I Was Just Infatuated
I never was a poet. I was just infatuated with one. The one that knew how to say, 'You look beautiful' without moving his lips. Every time we kissed, he took the best parts of me with him. I did what I always do. Let him have me wholly, consume me wholly and then runaway consuming all of him that he could ever give to anybody. I let him spoil me with his recurrent presence that eventually lead to significant with drawl. I fall short of vocabulary to summarize every time we made love; how I smothered him on my lips, let him slip himself a little deeper each time and how everything around us would explode into a constellation of phosphenes. He'd gaze into the mirror with me and leave me with a incessant smile; one that made me feel invincible. His husky demeanour was captivating and eventually intimidating. He could make me do anything, I could do everything. I wanted to do him again and again. It all started from the public toilet of the down town pub where I bumped into him for the first time. Damn, it felt so wrong, it felt so right. We moved to my bedroom, the kitchen, the balcony, someone else's balcony, the parties I never liked, the theatre and everywhere else. I lured him to come along everywhere. He was with me in my prom; he was there when I graduated. He was either in me or on my mind.

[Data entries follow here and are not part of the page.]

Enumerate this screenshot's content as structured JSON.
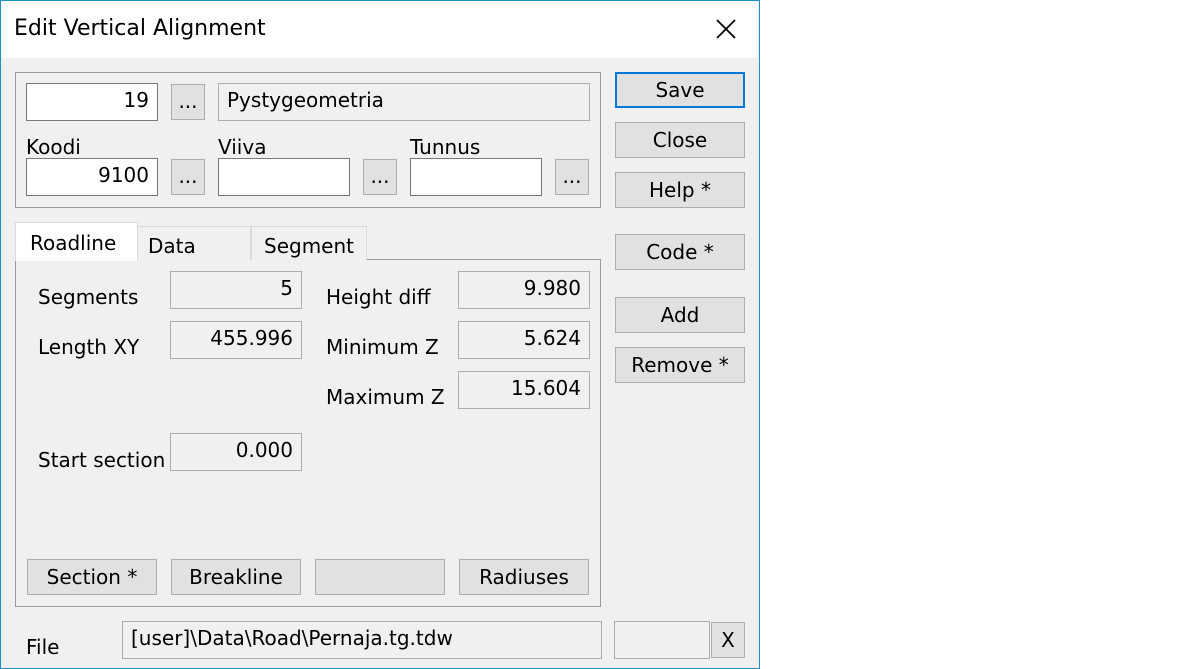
{
  "window": {
    "title": "Edit Vertical Alignment"
  },
  "header": {
    "id_value": "19",
    "browse": "...",
    "name_value": "Pystygeometria",
    "koodi_label": "Koodi",
    "koodi_value": "9100",
    "viiva_label": "Viiva",
    "viiva_value": "",
    "tunnus_label": "Tunnus",
    "tunnus_value": ""
  },
  "side_buttons": {
    "save": "Save",
    "close": "Close",
    "help": "Help *",
    "code": "Code *",
    "add": "Add",
    "remove": "Remove *"
  },
  "tabs": [
    "Roadline",
    "Data",
    "Segment"
  ],
  "roadline": {
    "segments_label": "Segments",
    "segments_value": "5",
    "length_label": "Length XY",
    "length_value": "455.996",
    "height_diff_label": "Height diff",
    "height_diff_value": "9.980",
    "min_z_label": "Minimum Z",
    "min_z_value": "5.624",
    "max_z_label": "Maximum Z",
    "max_z_value": "15.604",
    "start_section_label": "Start section",
    "start_section_value": "0.000",
    "buttons": {
      "section": "Section *",
      "breakline": "Breakline",
      "blank": "",
      "radiuses": "Radiuses"
    }
  },
  "file": {
    "label": "File",
    "path": "[user]\\Data\\Road\\Pernaja.tg.tdw",
    "extra": "",
    "clear": "X"
  }
}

The world suddenly became an ocean of relentless romance. How I'd miss the taste of him, the nights he wasn't home; warm like a shot of caffeine blooming hot in my veins, reaching every finger tip, numbing my hands, swaying my body into the splurge of this moment, sending my brain into a happy oblivion. Together we craved to be persistent, until I decided to walk away. The love had now transformed into various levels of obsession which ended up as purple marks on my skin that I never remembered getting. Meanwhile, I found someone else and it felt different; it felt like home. The previous was now a bundle of burning leaves and needles that hurt. The old love was now presumptuous and unabashed with no guilt or shame. There was no feeling beautiful, love making was self damaging and there was no turning around. Before I ended up destroying him, he had taken away more than I could give to him this time. I was never a poet. I was just a pretty face with drug habits.